EU-House of Cards: Robert Menasse, “Die Hauptstadt”

 

Es gibt einen Mord, ein paar Bürokratenintrigen und -dramen, aufwendig miteinander verwobene Nebenstorys und eine mysteriöse Schweineerscheinung, sie sich durch das ganze Buch zieht.

Ich habe noch nie ein Buch von Robert Menasse so gern und schnell gelesen. Menasse schafft es, das Brüsseler Bürokratengewirr als spektakulär spannende Kulisse hinzustellen, die große Ereignisse erwarten lässt. Die kommen dann zwar nicht unbedingt (also, ein wenig schon – aber das wäre spoilerverdächtig. Und wer hätte gedacht, dass ein Buch von Robert Menasse jemals spoilerbare Storyelemente enthalten könnte …), aber die Idee, die Brüsseler Bürokratie zugleich als menschenfeindliches Labyrinth und als Schauplatz für Schicksale zu inszenieren, ist schön und sehr kunstvoll gemacht.

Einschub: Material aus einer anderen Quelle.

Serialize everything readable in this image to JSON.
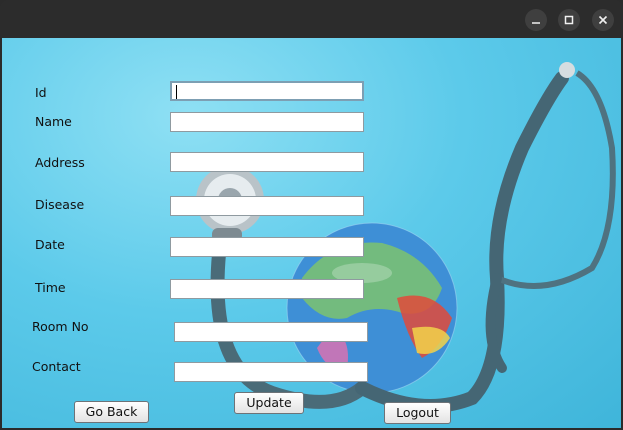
{
  "window": {
    "controls": {
      "minimize_icon": "minimize-icon",
      "maximize_icon": "maximize-icon",
      "close_icon": "close-icon"
    }
  },
  "form": {
    "fields": {
      "id": {
        "label": "Id",
        "value": ""
      },
      "name": {
        "label": "Name",
        "value": ""
      },
      "address": {
        "label": "Address",
        "value": ""
      },
      "disease": {
        "label": "Disease",
        "value": ""
      },
      "date": {
        "label": "Date",
        "value": ""
      },
      "time": {
        "label": "Time",
        "value": ""
      },
      "room_no": {
        "label": "Room No",
        "value": ""
      },
      "contact": {
        "label": "Contact",
        "value": ""
      }
    }
  },
  "buttons": {
    "go_back": "Go Back",
    "update": "Update",
    "logout": "Logout"
  },
  "colors": {
    "background": "#5ccaea",
    "titlebar": "#2c2c2c"
  }
}
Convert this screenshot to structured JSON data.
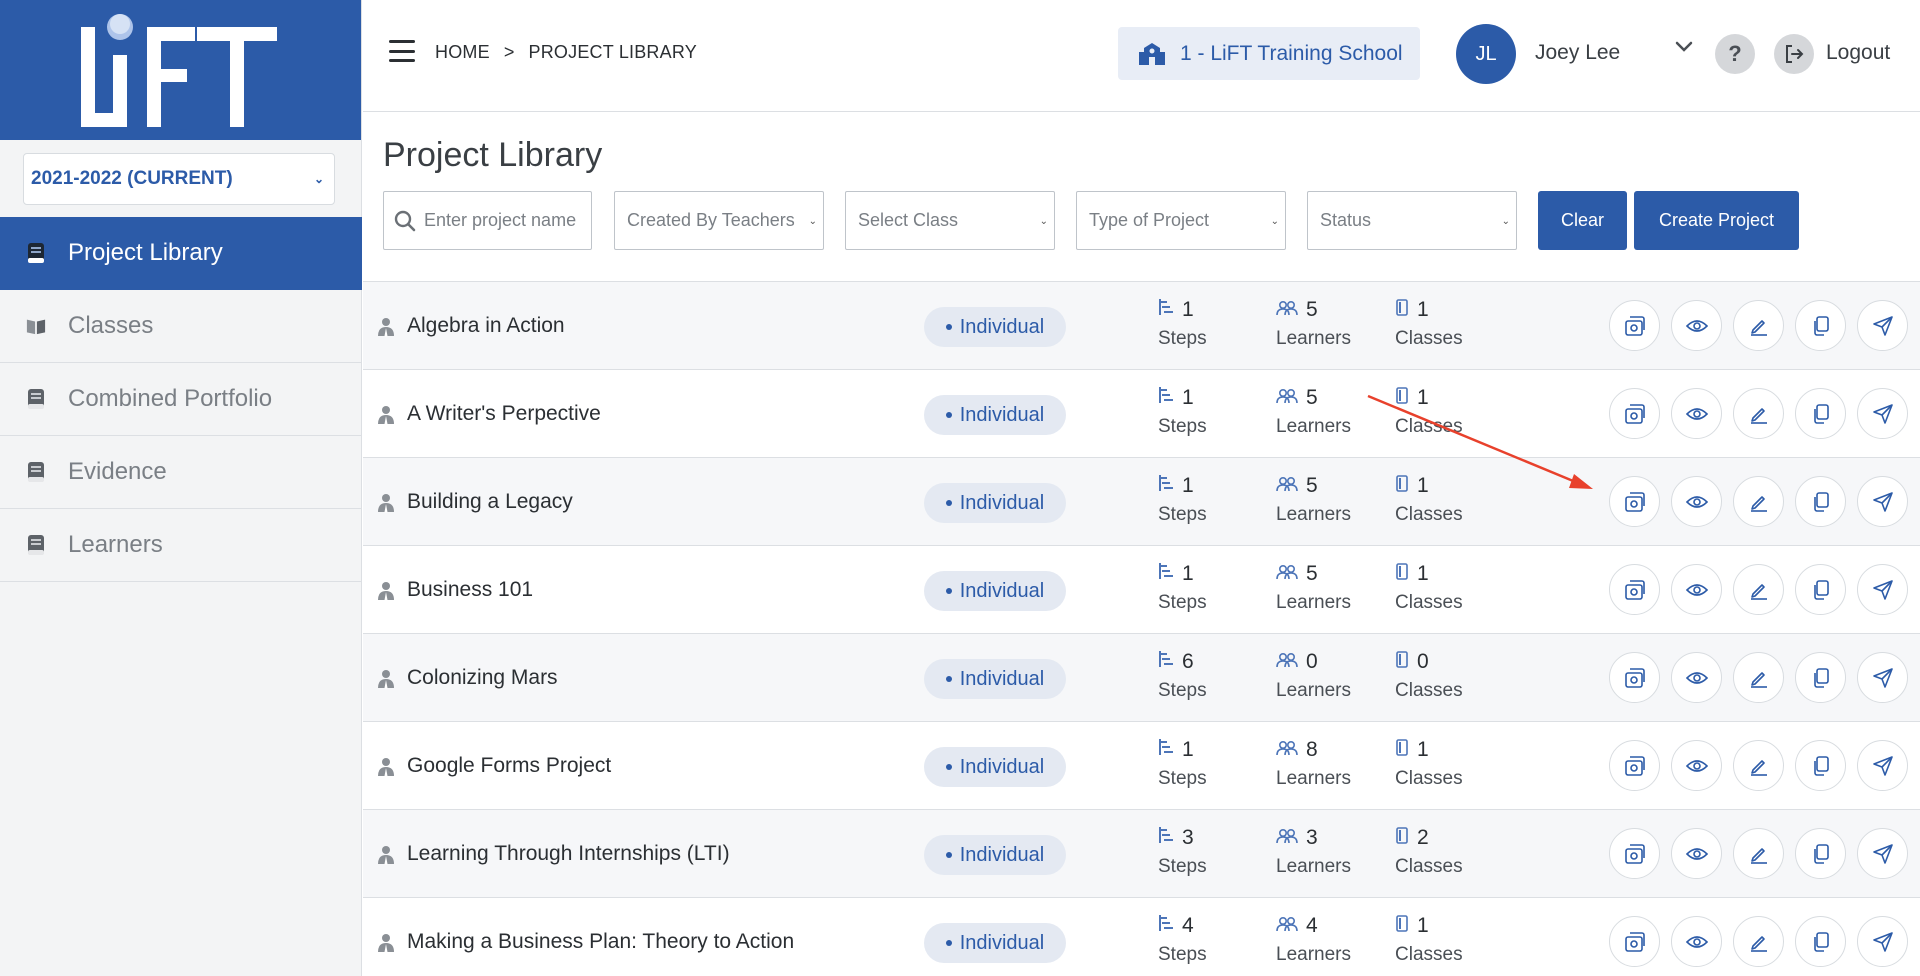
{
  "sidebar": {
    "logo_text": "LiFT",
    "year_selector": "2021-2022 (CURRENT)",
    "items": [
      {
        "label": "Project Library",
        "icon": "book-icon",
        "active": true
      },
      {
        "label": "Classes",
        "icon": "open-book-icon",
        "active": false
      },
      {
        "label": "Combined Portfolio",
        "icon": "notebook-icon",
        "active": false
      },
      {
        "label": "Evidence",
        "icon": "notebook-icon",
        "active": false
      },
      {
        "label": "Learners",
        "icon": "notebook-icon",
        "active": false
      }
    ]
  },
  "header": {
    "breadcrumb": [
      "HOME",
      ">",
      "PROJECT LIBRARY"
    ],
    "school": "1 - LiFT Training School",
    "user_initials": "JL",
    "user_name": "Joey Lee",
    "help_label": "?",
    "logout_label": "Logout"
  },
  "page": {
    "title": "Project Library",
    "filters": {
      "search_placeholder": "Enter project name",
      "created_by": "Created By Teachers",
      "select_class": "Select Class",
      "type_of_project": "Type of Project",
      "status": "Status"
    },
    "clear_label": "Clear",
    "create_label": "Create Project"
  },
  "table": {
    "steps_label": "Steps",
    "learners_label": "Learners",
    "classes_label": "Classes",
    "rows": [
      {
        "name": "Algebra in Action",
        "type": "Individual",
        "steps": "1",
        "learners": "5",
        "classes": "1"
      },
      {
        "name": "A Writer's Perpective",
        "type": "Individual",
        "steps": "1",
        "learners": "5",
        "classes": "1"
      },
      {
        "name": "Building a Legacy",
        "type": "Individual",
        "steps": "1",
        "learners": "5",
        "classes": "1"
      },
      {
        "name": "Business 101",
        "type": "Individual",
        "steps": "1",
        "learners": "5",
        "classes": "1"
      },
      {
        "name": "Colonizing Mars",
        "type": "Individual",
        "steps": "6",
        "learners": "0",
        "classes": "0"
      },
      {
        "name": "Google Forms Project",
        "type": "Individual",
        "steps": "1",
        "learners": "8",
        "classes": "1"
      },
      {
        "name": "Learning Through Internships (LTI)",
        "type": "Individual",
        "steps": "3",
        "learners": "3",
        "classes": "2"
      },
      {
        "name": "Making a Business Plan: Theory to Action",
        "type": "Individual",
        "steps": "4",
        "learners": "4",
        "classes": "1"
      }
    ],
    "action_icons": [
      "portfolio-icon",
      "view-icon",
      "edit-icon",
      "copy-icon",
      "send-icon"
    ]
  },
  "colors": {
    "brand": "#2c5ba8",
    "annotation_arrow": "#e8412c"
  }
}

Nach den ersten Seiten wirkt „Die Hauptstadt“ wie ein Thriller, in dem sich bald Ereignisse überschlagen werden. Dann aber schlägt doch die Bürokratie zu. Brüsseler Beamten stehen vor der Herausforderung, irgendeinen Anlass zu finden, das Image der EU aufzupolieren. Sie erfinden Events, entwickeln Konzepte, kämpfen sich durch einfallslose Kritik. Parallel dazu entwickelt ein Think Tank Zukunftsperspektiven; die Rolle des zerstörerisch-konstruktiven Visionärs fällt dabei der Figur eines emeritierten österreichischen Volkswirtschaftsprofessors zu. Diese Passagen bieten dann auch viel Platz für politisch-historisch-bürokratische EU-Kritik und -Analyse.

Hier hat jemand ein Buch geschrieben, das es so eigentlich nicht geben sollte: Es enthält belehrende Passagen, konstruiert eine Welt, die nur durch bürokratische Formalitäten zusammengehalten wird und beschränkt sich künstlich auf deren Grenzen, spannt einen sehr großen Bogen, dessen einzelne Elemente Überhaut nichts miteinander zu tun haben und ebenso als haarsträubende Willkür gelten könnten – aber es funktioniert.

„Die Hauptstadt“ ist ein durchweg rundes Buch, das zu lesen durchweg lohnend ist. Das Verdienst des Buches – über die Tatsache hinaus, ein guter Roman zu sein – ist es auch, „der EU“ als abstrakte, angreifbare und nicht unbedingt spannende Organisation ein Denkmal zu setzen. Eines mit dem man sich gern beschäftigt. Klingt banal, ist aber angesichts der quälenden Konstruiertheit und Ungeschicklichkeit so zahlloser EU-Werbekampagnen, -Förderprogramme, -Informationsoffensiven und -Vernetzungsversuche (vor allem in Kulturangelegenheit) ein sehr großes Verdienst.